When daughters are sold for sex
A half hour-long CNN documentary tells the shocking story of an Indian village, a few kilometres away from Delhi, where girls have been sold for sex for generations
Nikalna khuld se Aadam ka sunte aaye hain lekin/Bade be-aabroo ho kar terey kooche se hum nikley. (We have heard about Adam's exile from heaven. But nothing compares to the indignity with which we were exiled from your house).
Unfortunately, Mirza Ghalib's immortal lines still have a haunting tone, especially in India.
Anil Kapoor during the filming of the documentary in Bharatpur
Barely two and a half hours away in a vehicle from Delhi is Bharatpur, a typical village in Rajasthan. It's a place where people pray for a girl child. But before you think of this as a model village, you might want to watch Trapped by Tradition, a documentary featuring Anil Kapoor on CNN at 4.30 pm today (to be repeated at 3 pm on Tuesday).
Here, in this village, a girl hitting puberty calls for a big celebration. It means that it's time for that girl to join other women and financially support their families.
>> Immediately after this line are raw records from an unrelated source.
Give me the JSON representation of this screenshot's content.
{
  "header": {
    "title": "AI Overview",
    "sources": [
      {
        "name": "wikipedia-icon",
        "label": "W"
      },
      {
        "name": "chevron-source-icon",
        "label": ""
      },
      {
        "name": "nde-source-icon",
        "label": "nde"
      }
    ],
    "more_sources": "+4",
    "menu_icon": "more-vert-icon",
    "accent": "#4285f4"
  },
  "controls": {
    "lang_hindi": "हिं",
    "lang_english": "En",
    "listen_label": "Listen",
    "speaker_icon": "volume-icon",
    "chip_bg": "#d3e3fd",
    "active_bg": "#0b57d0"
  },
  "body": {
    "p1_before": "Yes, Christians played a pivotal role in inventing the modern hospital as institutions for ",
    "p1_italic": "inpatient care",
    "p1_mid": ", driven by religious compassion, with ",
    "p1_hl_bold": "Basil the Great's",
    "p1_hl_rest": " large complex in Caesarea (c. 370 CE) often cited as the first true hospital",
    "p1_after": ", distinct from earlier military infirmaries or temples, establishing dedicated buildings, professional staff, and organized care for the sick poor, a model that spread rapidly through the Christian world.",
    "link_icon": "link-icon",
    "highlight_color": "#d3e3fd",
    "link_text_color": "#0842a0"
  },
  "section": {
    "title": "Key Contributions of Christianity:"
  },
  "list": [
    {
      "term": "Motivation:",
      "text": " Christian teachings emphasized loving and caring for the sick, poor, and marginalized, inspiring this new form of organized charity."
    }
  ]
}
In other words, the girl is taken to Mumbai, Delhi, Kolkata or some other big city and sold to brothels.
In the documentary, Kapoor visits Bharatpur as a special contributor to the CNN Freedom Project, an initiative to take a stand against human slavery by amplifying the voices of the victims. He enters a hut swarming with flies and sitting in front of him is a woman with a withered face. She cries uncontrollably after Kapoor asks her a simple question, "Were you aware that your daughter was being sold by your son?" She can't get herself to answer and when she does manage to speak what comes out from her mouth is a series of denials -- "No. I don't remember. It was long back." And she excuses herself for she can't stop weeping.
Her daughter Priya, in her late 30s, like most other women in the village, is a sex worker. Twenty five years after she was sold to a brothel, she is the sole provider for the family. She also provides for a girl who lies in a crib, who is the daughter of her deceased brother, the same man who sold her.
Bharatpur's story is heartbreaking but it also has hope. "The solution to most problems in the world is education," says Kapoor in the film. And Bharatpur with the help of NGOs has taken a step in that direction.
Priya's daughter Puja goes to school and she wants to come to Mumbai someday. But unlike how her mother was forced to, she wants to come of her own accord to study and become an actress.
The documentary is not regular Sunday entertainment show. It is not a reality show, but a reality check.